Powering all of British Columbia’s vehicles with kilowatts instead of petroleum could prove surprisingly cost-effective over the long haul.
Thanks in large part to its Clean Energy Act, British Columbia (BC) boasts one of North America’s cleanest electrical grids with close to 95 percent of its electricity generated from renewable sources—mainly hydropower, with smaller shares of biomass and wind. But that’s only part of the story: Electricity meets only 18 percent of BC’s total energy demand.
Fossil fuels remain the dominant energy source—with transportation contributing more than a third of the province’s total greenhouse gas emissions.

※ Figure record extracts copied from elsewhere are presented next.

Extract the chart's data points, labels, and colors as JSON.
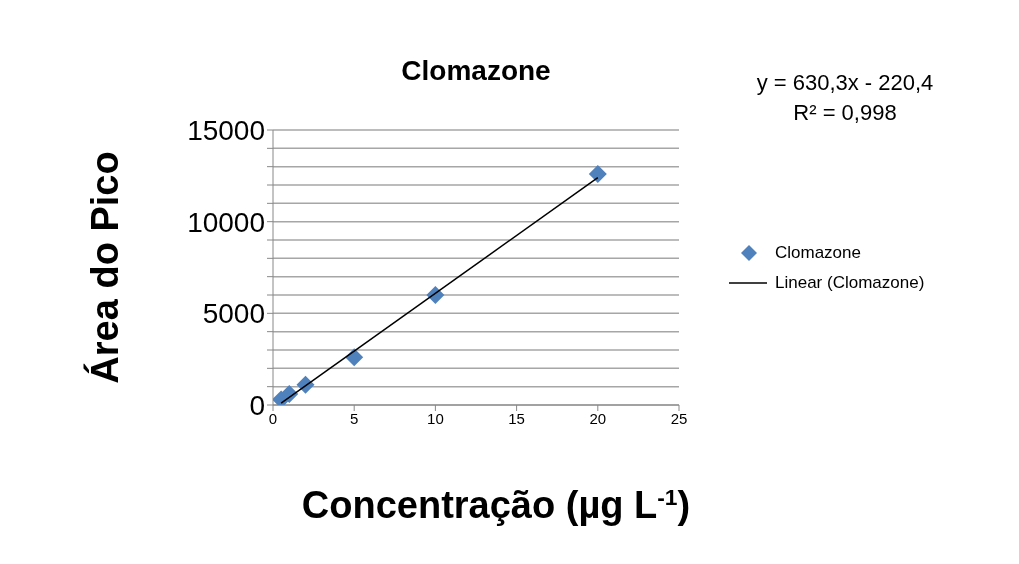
{
  "chart_data": {
    "type": "scatter",
    "title": "Clomazone",
    "xlabel": "Concentração (µg L$^{-1}$)",
    "ylabel": "Área do Pico",
    "annotations": [
      "y = 630,3x - 220,4",
      "R² = 0,998"
    ],
    "series": [
      {
        "name": "Clomazone",
        "type": "scatter",
        "color": "#4f81bd",
        "marker": "diamond",
        "x": [
          0.5,
          1,
          2,
          5,
          10,
          20
        ],
        "values": [
          300,
          600,
          1100,
          2600,
          6000,
          12600
        ]
      },
      {
        "name": "Linear (Clomazone)",
        "type": "line",
        "color": "#000000",
        "x": [
          0.5,
          20
        ],
        "values": [
          100,
          12400
        ]
      }
    ],
    "xlim": [
      0,
      25
    ],
    "xticks": [
      0,
      5,
      10,
      15,
      20,
      25
    ],
    "ylim": [
      0,
      15000
    ],
    "yticks": [
      0,
      {
        "value": 1000,
        "label": null
      },
      {
        "value": 2000,
        "label": null
      },
      {
        "value": 3000,
        "label": null
      },
      {
        "value": 4000,
        "label": null
      },
      5000,
      {
        "value": 6000,
        "label": null
      },
      {
        "value": 7000,
        "label": null
      },
      {
        "value": 8000,
        "label": null
      },
      {
        "value": 9000,
        "label": null
      },
      10000,
      {
        "value": 11000,
        "label": null
      },
      {
        "value": 12000,
        "label": null
      },
      {
        "value": 13000,
        "label": null
      },
      {
        "value": 14000,
        "label": null
      },
      15000
    ],
    "grid": "y",
    "legend": "right"
  }
}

Enter University of Victoria researcher Victor Keller and colleagues from the PICS 2060 Project. Recently, the team set out to understand how much additional clean electricity the province would need in the coming decades to electrify all on-road transportation, what it would cost us, and what such a move would mean for the climate.
Switching from Pump to Plug
Their finding: Electrifying BC’s entire road fleet will require generation capacity to increase by up to 60 percent. And the best possible outcome of all the scenarios they tested? In the electrification scenario, where half of all available vehicles participate in utility-controlled charging, between the years 2015 and 2055 cumulative emissions in the province will drop 40 per cent.

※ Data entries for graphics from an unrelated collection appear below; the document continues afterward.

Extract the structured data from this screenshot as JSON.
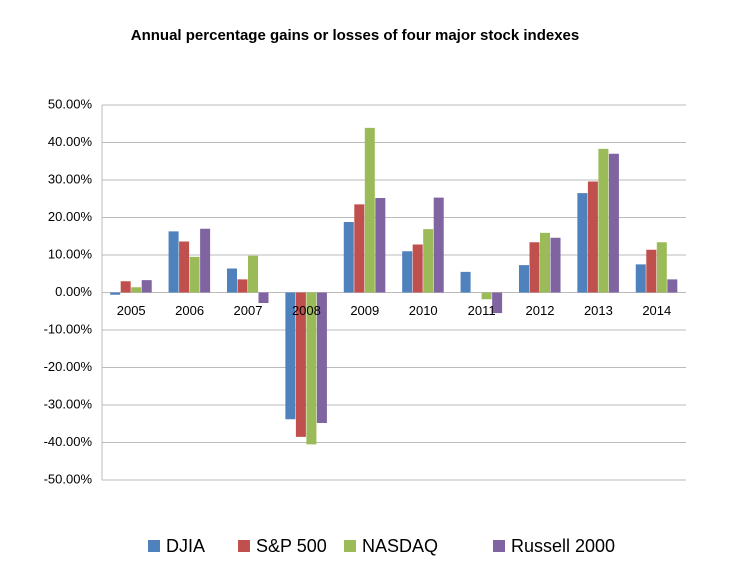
{
  "chart_data": {
    "type": "bar",
    "title": "Annual percentage gains or losses of four major stock indexes",
    "categories": [
      "2005",
      "2006",
      "2007",
      "2008",
      "2009",
      "2010",
      "2011",
      "2012",
      "2013",
      "2014"
    ],
    "series": [
      {
        "name": "DJIA",
        "color": "#4f81bd",
        "values": [
          -0.6,
          16.3,
          6.4,
          -33.8,
          18.8,
          11.0,
          5.5,
          7.3,
          26.5,
          7.5
        ]
      },
      {
        "name": "S&P 500",
        "color": "#c0504d",
        "values": [
          3.0,
          13.6,
          3.5,
          -38.5,
          23.5,
          12.8,
          0.0,
          13.4,
          29.6,
          11.4
        ]
      },
      {
        "name": "NASDAQ",
        "color": "#9bbb59",
        "values": [
          1.4,
          9.5,
          9.8,
          -40.5,
          43.9,
          16.9,
          -1.8,
          15.9,
          38.3,
          13.4
        ]
      },
      {
        "name": "Russell 2000",
        "color": "#8064a2",
        "values": [
          3.3,
          17.0,
          -2.8,
          -34.8,
          25.2,
          25.3,
          -5.5,
          14.6,
          37.0,
          3.5
        ]
      }
    ],
    "ylim": [
      -50,
      50
    ],
    "yticks": [
      {
        "value": -50,
        "label": "-50.00%"
      },
      {
        "value": -40,
        "label": "-40.00%"
      },
      {
        "value": -30,
        "label": "-30.00%"
      },
      {
        "value": -20,
        "label": "-20.00%"
      },
      {
        "value": -10,
        "label": "-10.00%"
      },
      {
        "value": 0,
        "label": "0.00%"
      },
      {
        "value": 10,
        "label": "10.00%"
      },
      {
        "value": 20,
        "label": "20.00%"
      },
      {
        "value": 30,
        "label": "30.00%"
      },
      {
        "value": 40,
        "label": "40.00%"
      },
      {
        "value": 50,
        "label": "50.00%"
      }
    ],
    "grid": true,
    "legend": "bottom"
  }
}
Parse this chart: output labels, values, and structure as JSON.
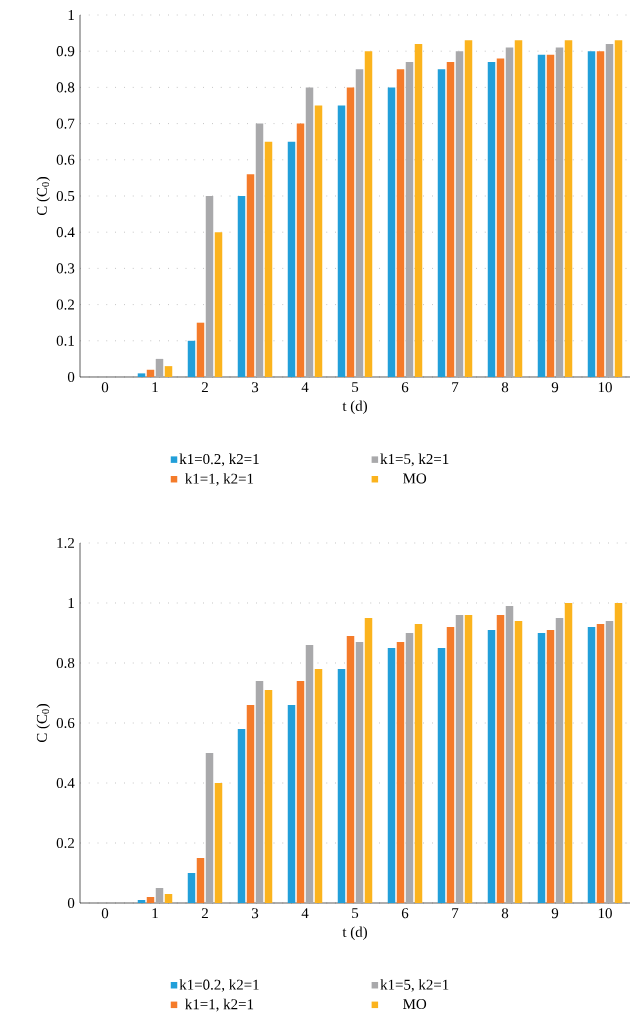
{
  "chart_data": [
    {
      "type": "bar",
      "xlabel": "t (d)",
      "ylabel": "C (C$_{0}$)",
      "categories": [
        "0",
        "1",
        "2",
        "3",
        "4",
        "5",
        "6",
        "7",
        "8",
        "9",
        "10"
      ],
      "ylim": [
        0,
        1
      ],
      "yticks": [
        0,
        0.1,
        0.2,
        0.3,
        0.4,
        0.5,
        0.6,
        0.7,
        0.8,
        0.9,
        1
      ],
      "grid": "y",
      "legend": "bottom",
      "series": [
        {
          "name": "k1=0.2, k2=1",
          "color": "#229fd9",
          "values": [
            0,
            0.01,
            0.1,
            0.5,
            0.65,
            0.75,
            0.8,
            0.85,
            0.87,
            0.89,
            0.9
          ]
        },
        {
          "name": "k1=1, k2=1",
          "color": "#f47b2a",
          "values": [
            0,
            0.02,
            0.15,
            0.56,
            0.7,
            0.8,
            0.85,
            0.87,
            0.88,
            0.89,
            0.9
          ]
        },
        {
          "name": "k1=5, k2=1",
          "color": "#a9a9ab",
          "values": [
            0,
            0.05,
            0.5,
            0.7,
            0.8,
            0.85,
            0.87,
            0.9,
            0.91,
            0.91,
            0.92
          ]
        },
        {
          "name": "MO",
          "color": "#fbb31d",
          "values": [
            0,
            0.03,
            0.4,
            0.65,
            0.75,
            0.9,
            0.92,
            0.93,
            0.93,
            0.93,
            0.93
          ]
        }
      ]
    },
    {
      "type": "bar",
      "xlabel": "t (d)",
      "ylabel": "C (C$_{0}$)",
      "categories": [
        "0",
        "1",
        "2",
        "3",
        "4",
        "5",
        "6",
        "7",
        "8",
        "9",
        "10"
      ],
      "ylim": [
        0,
        1.2
      ],
      "yticks": [
        0,
        0.2,
        0.4,
        0.6,
        0.8,
        1,
        1.2
      ],
      "grid": "y",
      "legend": "bottom",
      "series": [
        {
          "name": "k1=0.2, k2=1",
          "color": "#229fd9",
          "values": [
            0,
            0.01,
            0.1,
            0.58,
            0.66,
            0.78,
            0.85,
            0.85,
            0.91,
            0.9,
            0.92
          ]
        },
        {
          "name": "k1=1, k2=1",
          "color": "#f47b2a",
          "values": [
            0,
            0.02,
            0.15,
            0.66,
            0.74,
            0.89,
            0.87,
            0.92,
            0.96,
            0.91,
            0.93
          ]
        },
        {
          "name": "k1=5, k2=1",
          "color": "#a9a9ab",
          "values": [
            0,
            0.05,
            0.5,
            0.74,
            0.86,
            0.87,
            0.9,
            0.96,
            0.99,
            0.95,
            0.94
          ]
        },
        {
          "name": "MO",
          "color": "#fbb31d",
          "values": [
            0,
            0.03,
            0.4,
            0.71,
            0.78,
            0.95,
            0.93,
            0.96,
            0.94,
            1,
            1
          ]
        }
      ]
    }
  ]
}
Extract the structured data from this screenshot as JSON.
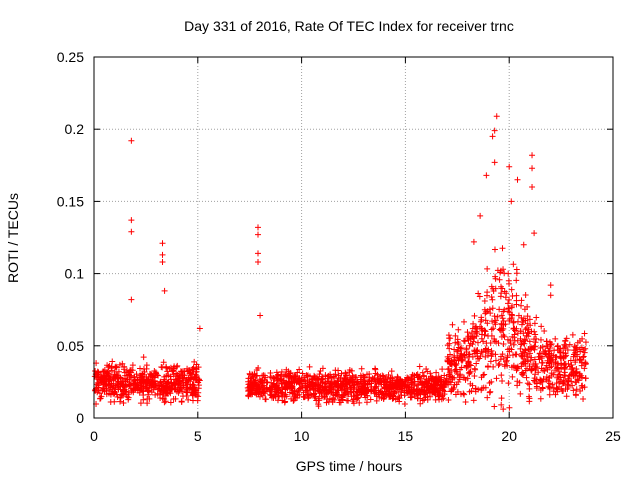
{
  "chart_data": {
    "type": "scatter",
    "title": "Day 331 of 2016, Rate Of TEC Index for receiver trnc",
    "xlabel": "GPS time / hours",
    "ylabel": "ROTI / TECUs",
    "xlim": [
      0,
      25
    ],
    "ylim": [
      0,
      0.25
    ],
    "grid": true,
    "marker": "+",
    "colors": {
      "series": "#ff0000",
      "axes": "#000000",
      "grid": "#a0a0a0"
    },
    "x_ticks": [
      0,
      5,
      10,
      15,
      20,
      25
    ],
    "x_tick_labels": [
      "0",
      "5",
      "10",
      "15",
      "20",
      "25"
    ],
    "y_ticks": [
      0,
      0.05,
      0.1,
      0.15,
      0.2,
      0.25
    ],
    "y_tick_labels": [
      "0",
      "0.05",
      "0.1",
      "0.15",
      "0.2",
      "0.25"
    ],
    "series": [
      {
        "name": "ROTI",
        "segments": [
          {
            "x_start": 0.0,
            "x_end": 5.1,
            "baseline": 0.025,
            "spread": 0.012
          },
          {
            "x_start": 7.4,
            "x_end": 17.0,
            "baseline": 0.022,
            "spread": 0.01
          },
          {
            "x_start": 17.0,
            "x_end": 23.7,
            "baseline": 0.035,
            "spread": 0.02
          }
        ],
        "notable_points": [
          {
            "x": 1.8,
            "y": 0.192
          },
          {
            "x": 1.8,
            "y": 0.137
          },
          {
            "x": 1.8,
            "y": 0.129
          },
          {
            "x": 1.8,
            "y": 0.082
          },
          {
            "x": 3.3,
            "y": 0.121
          },
          {
            "x": 3.3,
            "y": 0.113
          },
          {
            "x": 3.3,
            "y": 0.108
          },
          {
            "x": 3.4,
            "y": 0.088
          },
          {
            "x": 5.1,
            "y": 0.062
          },
          {
            "x": 7.9,
            "y": 0.132
          },
          {
            "x": 7.9,
            "y": 0.127
          },
          {
            "x": 7.9,
            "y": 0.114
          },
          {
            "x": 7.9,
            "y": 0.108
          },
          {
            "x": 8.0,
            "y": 0.071
          },
          {
            "x": 19.4,
            "y": 0.209
          },
          {
            "x": 19.3,
            "y": 0.199
          },
          {
            "x": 19.2,
            "y": 0.195
          },
          {
            "x": 19.3,
            "y": 0.177
          },
          {
            "x": 18.9,
            "y": 0.168
          },
          {
            "x": 20.0,
            "y": 0.174
          },
          {
            "x": 21.1,
            "y": 0.182
          },
          {
            "x": 21.1,
            "y": 0.173
          },
          {
            "x": 20.4,
            "y": 0.165
          },
          {
            "x": 20.1,
            "y": 0.15
          },
          {
            "x": 21.1,
            "y": 0.16
          },
          {
            "x": 18.6,
            "y": 0.14
          },
          {
            "x": 18.3,
            "y": 0.122
          },
          {
            "x": 21.2,
            "y": 0.128
          },
          {
            "x": 20.7,
            "y": 0.12
          },
          {
            "x": 22.0,
            "y": 0.092
          },
          {
            "x": 22.0,
            "y": 0.085
          }
        ]
      }
    ]
  }
}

That’s great carbon-cutting, but what are the cost implications? Presently the province requires that renewable energy sources must deliver at least 94 percent of the power on the grid—a policy known as a renewable energy portfolio standard. Assuming the government hangs onto that policy, researchers found that the needed increase in clean-electricity supply would raise the average unit cost of electricity by only 9 percent.
Furthermore, the cost premium drops even further—a mere 5 per cent—under a scenario in which drivers allow the electricity utility to choose when the vehicles are charged, via smart meters and other technologies.
“These results demonstrate that electrification of the transport system and a significant reduction in greenhouse gases can be carried out at low additional cost to the electricity system,” says Keller.
Where the Power Will Come From?
“If we are serious about climate change, we will likely require significant electrification of our energy services in coming decades,” says Keller. “The energy provided by the Site C project (1.1 GW) will be a welcome addition, but it just scratches the surface of potential increased energy needs.”
By the year 2055 BC will need to increase energy generation capacity 7.4 GW above 2015 levels to meet expected economic and population growth, that’s almost a 50% increase. Adding total vehicle fleet electrification, capacity will need to be 36 GW. That’s almost double the 2015 number.
Which begs the question: If all of us switch from pump to plug, what will produce the additional 14 GW worth of capacity?
Keller points out that BC Hydro and private-sector power developers have already accessed most of the cost-effective opportunities to harness hydroelectricity. Geothermal remains an emerging technology, still in its infancy today. That leaves a pair of mature, utility-scale renewable-power sources that are sweeping the world, and that grow more affordable with each passing year.
“Solar and wind are looking very promising,” Keller says.